Linear combinations of losses require tuning a coefficient using trial and error because its effect on the learner is unknown until training is evaluated after some time. If you could set the second loss to the value you wanted, you wouldn’t need to sweep coefficient values. The Modified Differential Method of Multipliers (MDMM) lets you minimise a loss function subject to equality, inequality or bound constraints on arbitrarily many secondary functions to your problem’s parameters, this by replacing loss_A + (λ * loss_B) with minimize loss_A subject to loss_B.

Here are two sets of examples to illustrate the instability of linear combinations of losses and why algorithms are so sensitive to hyperparameters.

Concave pareto fronts (without mdmm, then with mdmm)
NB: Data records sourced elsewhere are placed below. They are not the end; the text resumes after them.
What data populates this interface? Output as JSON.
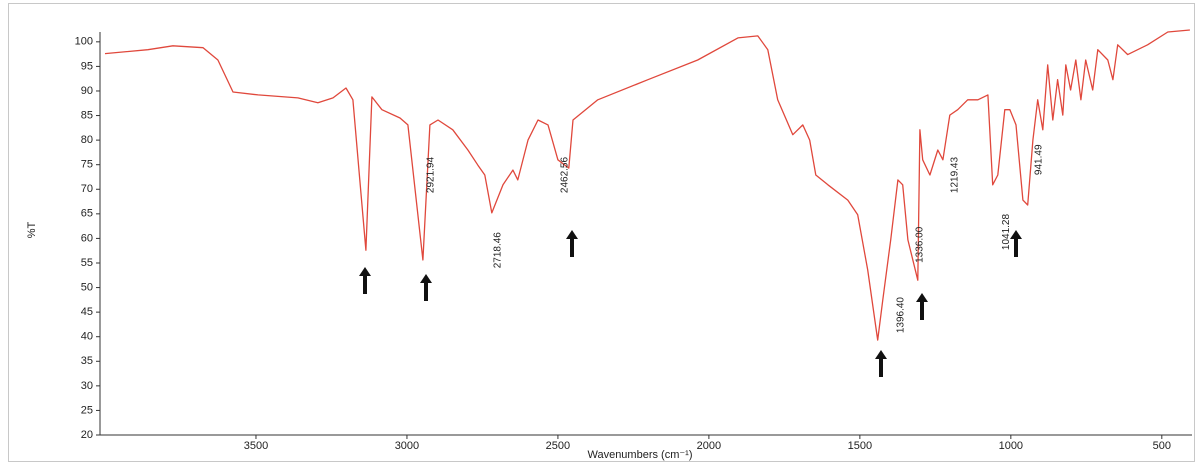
{
  "chart_data": {
    "type": "line",
    "x_label": "Wavenumbers (cm⁻¹)",
    "y_label": "%T",
    "color": "#e0483c",
    "xlim": [
      4000,
      400
    ],
    "ylim": [
      20,
      102
    ],
    "xticks": [
      3500,
      3000,
      2500,
      2000,
      1500,
      1000,
      500
    ],
    "yticks": [
      20,
      25,
      30,
      35,
      40,
      45,
      50,
      55,
      60,
      65,
      70,
      75,
      80,
      85,
      90,
      95,
      100
    ],
    "grid": false,
    "x": [
      4000,
      3858,
      3775,
      3675,
      3626,
      3576,
      3493,
      3361,
      3295,
      3245,
      3202,
      3179,
      3156,
      3136,
      3116,
      3083,
      3023,
      2997,
      2947,
      2924,
      2897,
      2848,
      2798,
      2765,
      2742,
      2719,
      2682,
      2649,
      2633,
      2599,
      2566,
      2533,
      2500,
      2464,
      2450,
      2368,
      2202,
      2037,
      1904,
      1838,
      1805,
      1772,
      1722,
      1689,
      1666,
      1646,
      1606,
      1540,
      1507,
      1474,
      1441,
      1424,
      1398,
      1374,
      1358,
      1341,
      1308,
      1301,
      1292,
      1268,
      1242,
      1225,
      1202,
      1176,
      1143,
      1109,
      1076,
      1060,
      1043,
      1020,
      1003,
      983,
      960,
      944,
      927,
      911,
      894,
      878,
      861,
      845,
      828,
      818,
      802,
      785,
      768,
      752,
      729,
      712,
      679,
      662,
      646,
      613,
      547,
      480,
      407
    ],
    "values": [
      97.6,
      98.4,
      99.2,
      98.8,
      96.3,
      89.8,
      89.2,
      88.6,
      87.6,
      88.6,
      90.6,
      88.2,
      71.9,
      57.6,
      88.8,
      86.2,
      84.5,
      83.1,
      55.6,
      83.1,
      84.1,
      82.1,
      78.0,
      74.9,
      72.9,
      65.2,
      70.9,
      73.9,
      71.9,
      80.0,
      84.1,
      83.1,
      76.0,
      74.3,
      84.1,
      88.2,
      92.3,
      96.3,
      100.8,
      101.2,
      98.4,
      88.2,
      81.1,
      83.1,
      80.0,
      72.9,
      70.9,
      67.8,
      64.8,
      53.6,
      39.3,
      47.5,
      59.7,
      71.9,
      70.9,
      59.7,
      51.5,
      82.1,
      76.0,
      72.9,
      78.0,
      76.0,
      85.1,
      86.2,
      88.2,
      88.2,
      89.2,
      70.9,
      72.9,
      86.2,
      86.2,
      83.1,
      67.8,
      66.8,
      80.0,
      88.2,
      82.1,
      95.3,
      84.1,
      92.3,
      85.1,
      95.3,
      90.2,
      96.3,
      88.2,
      96.3,
      90.2,
      98.4,
      96.3,
      92.3,
      99.4,
      97.4,
      99.4,
      102.0,
      102.4
    ],
    "annotations": [
      {
        "text": "2921.94",
        "x": 2921,
        "y": 72.9
      },
      {
        "text": "2718.46",
        "x": 2699,
        "y": 57.6
      },
      {
        "text": "2462.56",
        "x": 2477,
        "y": 72.9
      },
      {
        "text": "1396.40",
        "x": 1364,
        "y": 44.4
      },
      {
        "text": "1336.00",
        "x": 1301,
        "y": 58.7
      },
      {
        "text": "1219.43",
        "x": 1186,
        "y": 72.9
      },
      {
        "text": "1041.28",
        "x": 1014,
        "y": 61.3
      },
      {
        "text": "941.49",
        "x": 907,
        "y": 76.0
      }
    ]
  }
}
Sweeping the coefficient on a concave Pareto front
MDMM on a concave Pareto front

Convex pareto fronts (without mdmm, then with mdmm)

Sweeping the coefficient on a convex Pareto front
MDMM on a convex Pareto front

Code

There is a library for MDMM in PyTorch. I provide a functional implementation as well. There is also a JAX implementation.
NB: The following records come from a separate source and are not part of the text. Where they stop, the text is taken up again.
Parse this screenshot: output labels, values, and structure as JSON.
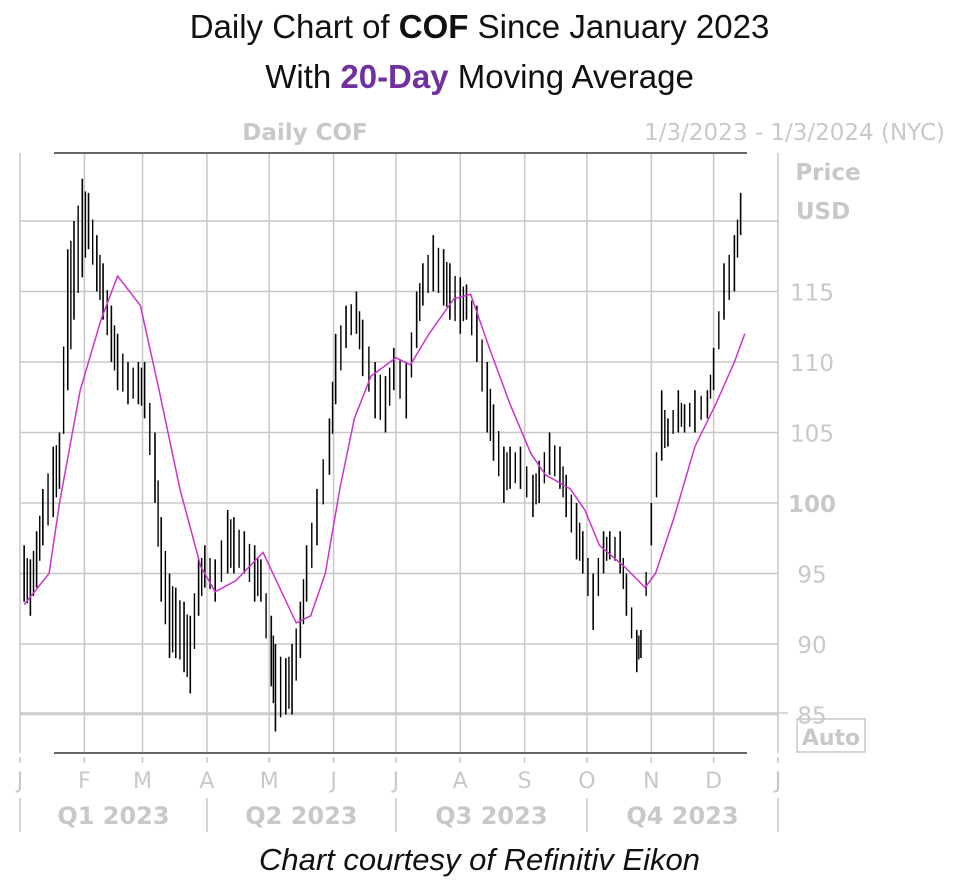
{
  "title": {
    "line1_pre": "Daily Chart of ",
    "line1_bold": "COF",
    "line1_post": " Since January 2023",
    "line2_pre": "With ",
    "line2_accent": "20-Day",
    "line2_post": " Moving Average"
  },
  "footer": "Chart courtesy of Refinitiv Eikon",
  "colors": {
    "accent": "#7030a0",
    "ma_line": "#cc33cc",
    "bars": "#000000",
    "grid": "#c8c8c8",
    "axis_text": "#c8c8c8"
  },
  "chart_data": {
    "type": "ohlc-bar",
    "header_left": "Daily COF",
    "header_right": "1/3/2023 - 1/3/2024 (NYC)",
    "ylabel": [
      "Price",
      "USD"
    ],
    "auto_label": "Auto",
    "ylim": [
      82,
      125
    ],
    "yticks": [
      85,
      90,
      95,
      100,
      105,
      110,
      115,
      120
    ],
    "ytick_labels": [
      "85",
      "90",
      "95",
      "100",
      "105",
      "110",
      "115",
      ""
    ],
    "xlim": [
      "2023-01-01",
      "2024-01-01"
    ],
    "month_ticks": [
      {
        "date": "2023-01-01",
        "label": "J"
      },
      {
        "date": "2023-02-01",
        "label": "F"
      },
      {
        "date": "2023-03-01",
        "label": "M"
      },
      {
        "date": "2023-04-01",
        "label": "A"
      },
      {
        "date": "2023-05-01",
        "label": "M"
      },
      {
        "date": "2023-06-01",
        "label": "J"
      },
      {
        "date": "2023-07-01",
        "label": "J"
      },
      {
        "date": "2023-08-01",
        "label": "A"
      },
      {
        "date": "2023-09-01",
        "label": "S"
      },
      {
        "date": "2023-10-01",
        "label": "O"
      },
      {
        "date": "2023-11-01",
        "label": "N"
      },
      {
        "date": "2023-12-01",
        "label": "D"
      },
      {
        "date": "2024-01-01",
        "label": "J"
      }
    ],
    "quarters": [
      {
        "start": "2023-01-01",
        "end": "2023-04-01",
        "label": "Q1 2023"
      },
      {
        "start": "2023-04-01",
        "end": "2023-07-01",
        "label": "Q2 2023"
      },
      {
        "start": "2023-07-01",
        "end": "2023-10-01",
        "label": "Q3 2023"
      },
      {
        "start": "2023-10-01",
        "end": "2024-01-01",
        "label": "Q4 2023"
      }
    ],
    "grid": true,
    "series": [
      {
        "kind": "price-bars",
        "fields": [
          "date",
          "low",
          "high"
        ],
        "values": [
          [
            "2023-01-03",
            93,
            97
          ],
          [
            "2023-01-06",
            92,
            96
          ],
          [
            "2023-01-09",
            94,
            98
          ],
          [
            "2023-01-12",
            97,
            101
          ],
          [
            "2023-01-17",
            99,
            104
          ],
          [
            "2023-01-20",
            101,
            105
          ],
          [
            "2023-01-24",
            108,
            118
          ],
          [
            "2023-01-27",
            113,
            120
          ],
          [
            "2023-01-31",
            116,
            123
          ],
          [
            "2023-02-03",
            118,
            122
          ],
          [
            "2023-02-07",
            115,
            119
          ],
          [
            "2023-02-10",
            113,
            117
          ],
          [
            "2023-02-14",
            110,
            114
          ],
          [
            "2023-02-17",
            108,
            112
          ],
          [
            "2023-02-22",
            107,
            110
          ],
          [
            "2023-02-27",
            107,
            110
          ],
          [
            "2023-03-02",
            106,
            110
          ],
          [
            "2023-03-07",
            100,
            105
          ],
          [
            "2023-03-10",
            93,
            99
          ],
          [
            "2023-03-14",
            89,
            95
          ],
          [
            "2023-03-17",
            89,
            94
          ],
          [
            "2023-03-21",
            88,
            93
          ],
          [
            "2023-03-24",
            86.5,
            92
          ],
          [
            "2023-03-28",
            92,
            96
          ],
          [
            "2023-03-31",
            94,
            97
          ],
          [
            "2023-04-05",
            93,
            96
          ],
          [
            "2023-04-11",
            95,
            99.5
          ],
          [
            "2023-04-14",
            95,
            99
          ],
          [
            "2023-04-19",
            95,
            98
          ],
          [
            "2023-04-24",
            93,
            97
          ],
          [
            "2023-04-27",
            93,
            96
          ],
          [
            "2023-05-02",
            87,
            92
          ],
          [
            "2023-05-04",
            83.8,
            90
          ],
          [
            "2023-05-09",
            85,
            89
          ],
          [
            "2023-05-12",
            85,
            90
          ],
          [
            "2023-05-16",
            89,
            93
          ],
          [
            "2023-05-19",
            93,
            97
          ],
          [
            "2023-05-24",
            97,
            101
          ],
          [
            "2023-05-30",
            102,
            106
          ],
          [
            "2023-06-02",
            107,
            112
          ],
          [
            "2023-06-07",
            111,
            114
          ],
          [
            "2023-06-12",
            112,
            115
          ],
          [
            "2023-06-15",
            109,
            113
          ],
          [
            "2023-06-21",
            106,
            110
          ],
          [
            "2023-06-26",
            105,
            109
          ],
          [
            "2023-06-30",
            108,
            111
          ],
          [
            "2023-07-06",
            106,
            110
          ],
          [
            "2023-07-11",
            111,
            115
          ],
          [
            "2023-07-14",
            114,
            117
          ],
          [
            "2023-07-19",
            115,
            119
          ],
          [
            "2023-07-24",
            114,
            118
          ],
          [
            "2023-07-27",
            113,
            117
          ],
          [
            "2023-08-01",
            112,
            116
          ],
          [
            "2023-08-04",
            113,
            115.5
          ],
          [
            "2023-08-09",
            110,
            114
          ],
          [
            "2023-08-14",
            105,
            110
          ],
          [
            "2023-08-17",
            103,
            107
          ],
          [
            "2023-08-22",
            100,
            104
          ],
          [
            "2023-08-25",
            101,
            104
          ],
          [
            "2023-08-30",
            101,
            104
          ],
          [
            "2023-09-05",
            99,
            102
          ],
          [
            "2023-09-08",
            100,
            103
          ],
          [
            "2023-09-13",
            102,
            105
          ],
          [
            "2023-09-18",
            101,
            104
          ],
          [
            "2023-09-21",
            99,
            102
          ],
          [
            "2023-09-26",
            96,
            100
          ],
          [
            "2023-09-29",
            95,
            98
          ],
          [
            "2023-10-04",
            91,
            95
          ],
          [
            "2023-10-09",
            95,
            98
          ],
          [
            "2023-10-12",
            96,
            98
          ],
          [
            "2023-10-17",
            95,
            98
          ],
          [
            "2023-10-20",
            92,
            95
          ],
          [
            "2023-10-25",
            88,
            91
          ],
          [
            "2023-10-27",
            89,
            91
          ],
          [
            "2023-11-01",
            97,
            100
          ],
          [
            "2023-11-06",
            103,
            108
          ],
          [
            "2023-11-09",
            104,
            106
          ],
          [
            "2023-11-14",
            105,
            108
          ],
          [
            "2023-11-17",
            105,
            107
          ],
          [
            "2023-11-22",
            105,
            108
          ],
          [
            "2023-11-28",
            106,
            108
          ],
          [
            "2023-12-01",
            108,
            111
          ],
          [
            "2023-12-06",
            113,
            117
          ],
          [
            "2023-12-11",
            115,
            119
          ],
          [
            "2023-12-14",
            119,
            122
          ]
        ]
      },
      {
        "kind": "line",
        "name": "20-Day",
        "fields": [
          "date",
          "value"
        ],
        "values": [
          [
            "2023-01-03",
            92.8
          ],
          [
            "2023-01-15",
            95
          ],
          [
            "2023-01-20",
            100
          ],
          [
            "2023-01-30",
            108
          ],
          [
            "2023-02-09",
            113
          ],
          [
            "2023-02-17",
            116.1
          ],
          [
            "2023-02-28",
            114
          ],
          [
            "2023-03-09",
            108
          ],
          [
            "2023-03-19",
            101
          ],
          [
            "2023-03-29",
            95.5
          ],
          [
            "2023-04-05",
            93.7
          ],
          [
            "2023-04-15",
            94.5
          ],
          [
            "2023-04-28",
            96.5
          ],
          [
            "2023-05-06",
            94
          ],
          [
            "2023-05-14",
            91.5
          ],
          [
            "2023-05-21",
            92
          ],
          [
            "2023-05-28",
            95
          ],
          [
            "2023-06-04",
            101
          ],
          [
            "2023-06-11",
            106
          ],
          [
            "2023-06-19",
            109
          ],
          [
            "2023-07-01",
            110.3
          ],
          [
            "2023-07-08",
            109.8
          ],
          [
            "2023-07-17",
            112
          ],
          [
            "2023-07-29",
            114.5
          ],
          [
            "2023-08-06",
            114.8
          ],
          [
            "2023-08-15",
            111
          ],
          [
            "2023-08-25",
            107
          ],
          [
            "2023-09-04",
            103.5
          ],
          [
            "2023-09-11",
            102
          ],
          [
            "2023-09-23",
            101
          ],
          [
            "2023-09-30",
            99.5
          ],
          [
            "2023-10-07",
            97
          ],
          [
            "2023-10-19",
            95.5
          ],
          [
            "2023-10-29",
            94
          ],
          [
            "2023-11-03",
            95
          ],
          [
            "2023-11-12",
            99
          ],
          [
            "2023-11-22",
            104
          ],
          [
            "2023-12-02",
            107
          ],
          [
            "2023-12-11",
            110
          ],
          [
            "2023-12-16",
            112
          ]
        ]
      }
    ]
  }
}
from mdmm import FunctionalMDMM, MaxConstraintHard

constraint = MaxConstraintHard(max_val=epsilon, damping=5.0)
mdmm = FunctionalMDMM([constraint])

# Initialize dual variables (lambdas) to zero
params["mdmm"] = mdmm.init_state(batch_size, device)

# Inside the loss function:
mdmm_ret = mdmm(params["mdmm"], [f1_value])
total_loss = f0_loss + mdmm_ret.value

# Dual variables use gradient ascent -- invert their grads after backward:
grads["mdmm"]["lambdas"] = -grads["mdmm"]["lambdas"]